Thursday, May 5th, 2011

Consumer Healthcare Products AssociationStarting as early as June, over-the-counter drug manufacturers will no longer produce acetaminophen in concentrated liquid drops for infants.  Acetaminophen, a common ingredient in various OTC medications for children, is included to reduce symptoms of pain and fever.

The Consumer Healthcare Products Association (CHPA), a non-for-profit group that represents OTC drug manufacturers, decided on this step to reduce dosing errors and prevent accidental poisonings in infants.  Currently, liquid acetaminophen is sold in two concentrations: 80 mg/0.8 mL or 80 mg/1.0 mL, with droppers for infants; 160 mg/5 mL, with cups for children ages 2-11.  The two different concentrations have often caused confusion, leading parents to give kids incorrect doses due to badly-marked droppers or cups. 

Johnson & Johnson and other drug manufacturers will cease production of the 80 mg/0.8 mL and the 80 mg/1.0 mL concentrations through 2012.  Instead, 160 mg/5 mL will become the standard concentration for all ages, along with cups for older kids and new syringes with flow restrictors for infants, which will provide accurate dosing and reduce spills.  Most medications with acetaminophen do not have proper dosing instructions for kids under 2 years; instead, the labels instruct parents to contact pediatricians.  Tylenol, produced by Johnson & Johnson, will be working on a case to urge the Food and Drug Administration (FDA) to include correct acetaminophen dosing information for children 6 months and up on labels.

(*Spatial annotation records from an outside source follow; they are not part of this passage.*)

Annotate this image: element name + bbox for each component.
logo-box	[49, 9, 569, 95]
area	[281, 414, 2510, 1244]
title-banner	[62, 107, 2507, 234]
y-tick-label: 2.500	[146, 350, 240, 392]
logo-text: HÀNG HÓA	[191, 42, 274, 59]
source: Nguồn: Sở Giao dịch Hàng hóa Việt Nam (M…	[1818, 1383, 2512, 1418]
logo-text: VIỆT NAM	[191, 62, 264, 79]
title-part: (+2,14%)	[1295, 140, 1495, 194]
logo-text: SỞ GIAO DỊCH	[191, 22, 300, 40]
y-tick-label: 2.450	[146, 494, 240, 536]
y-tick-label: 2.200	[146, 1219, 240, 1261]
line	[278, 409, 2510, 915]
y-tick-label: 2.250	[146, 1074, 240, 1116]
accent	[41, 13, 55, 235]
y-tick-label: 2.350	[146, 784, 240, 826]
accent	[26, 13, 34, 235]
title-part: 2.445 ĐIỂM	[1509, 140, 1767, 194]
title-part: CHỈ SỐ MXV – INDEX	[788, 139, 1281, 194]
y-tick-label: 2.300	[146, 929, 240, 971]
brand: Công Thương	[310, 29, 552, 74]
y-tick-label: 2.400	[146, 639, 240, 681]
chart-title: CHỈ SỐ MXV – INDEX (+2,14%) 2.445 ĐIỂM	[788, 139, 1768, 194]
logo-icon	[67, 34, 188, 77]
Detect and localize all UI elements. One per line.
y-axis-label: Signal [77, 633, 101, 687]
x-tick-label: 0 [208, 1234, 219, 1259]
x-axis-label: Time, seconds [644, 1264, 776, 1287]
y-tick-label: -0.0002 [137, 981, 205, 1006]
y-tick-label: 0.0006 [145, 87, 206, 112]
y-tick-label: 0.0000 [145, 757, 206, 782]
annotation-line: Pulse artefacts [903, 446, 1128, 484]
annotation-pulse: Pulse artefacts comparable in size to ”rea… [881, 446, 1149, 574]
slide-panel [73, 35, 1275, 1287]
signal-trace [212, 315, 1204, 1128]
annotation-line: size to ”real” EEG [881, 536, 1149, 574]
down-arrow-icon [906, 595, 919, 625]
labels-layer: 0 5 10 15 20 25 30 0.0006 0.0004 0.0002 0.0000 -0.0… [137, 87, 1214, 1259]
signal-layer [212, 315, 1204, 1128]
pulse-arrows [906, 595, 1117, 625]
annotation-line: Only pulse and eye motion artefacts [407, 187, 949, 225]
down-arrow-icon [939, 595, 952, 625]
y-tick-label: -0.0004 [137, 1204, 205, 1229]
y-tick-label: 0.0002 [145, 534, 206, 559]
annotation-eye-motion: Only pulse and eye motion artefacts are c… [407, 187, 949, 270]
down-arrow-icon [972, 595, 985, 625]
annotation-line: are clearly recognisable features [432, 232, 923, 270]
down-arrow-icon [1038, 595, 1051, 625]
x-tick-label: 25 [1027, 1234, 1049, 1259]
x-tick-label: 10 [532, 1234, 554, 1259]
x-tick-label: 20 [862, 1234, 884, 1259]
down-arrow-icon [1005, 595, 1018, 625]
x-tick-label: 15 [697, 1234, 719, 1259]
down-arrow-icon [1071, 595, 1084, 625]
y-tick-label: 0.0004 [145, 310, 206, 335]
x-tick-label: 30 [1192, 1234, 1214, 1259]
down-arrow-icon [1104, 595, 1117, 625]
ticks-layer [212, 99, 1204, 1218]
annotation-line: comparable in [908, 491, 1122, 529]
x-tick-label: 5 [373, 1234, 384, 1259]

For now, both concentrations will still be on shelves until CHPA can work with retailers to remove the infant concentrations.  Parents can keep acetominophen medications they already have or purchase them in stores, but read labels and dosing directions carefully.  Always consult a trusted pediatrician to clarify the concentration of your child’s dose, especially if you have any questions or concerns.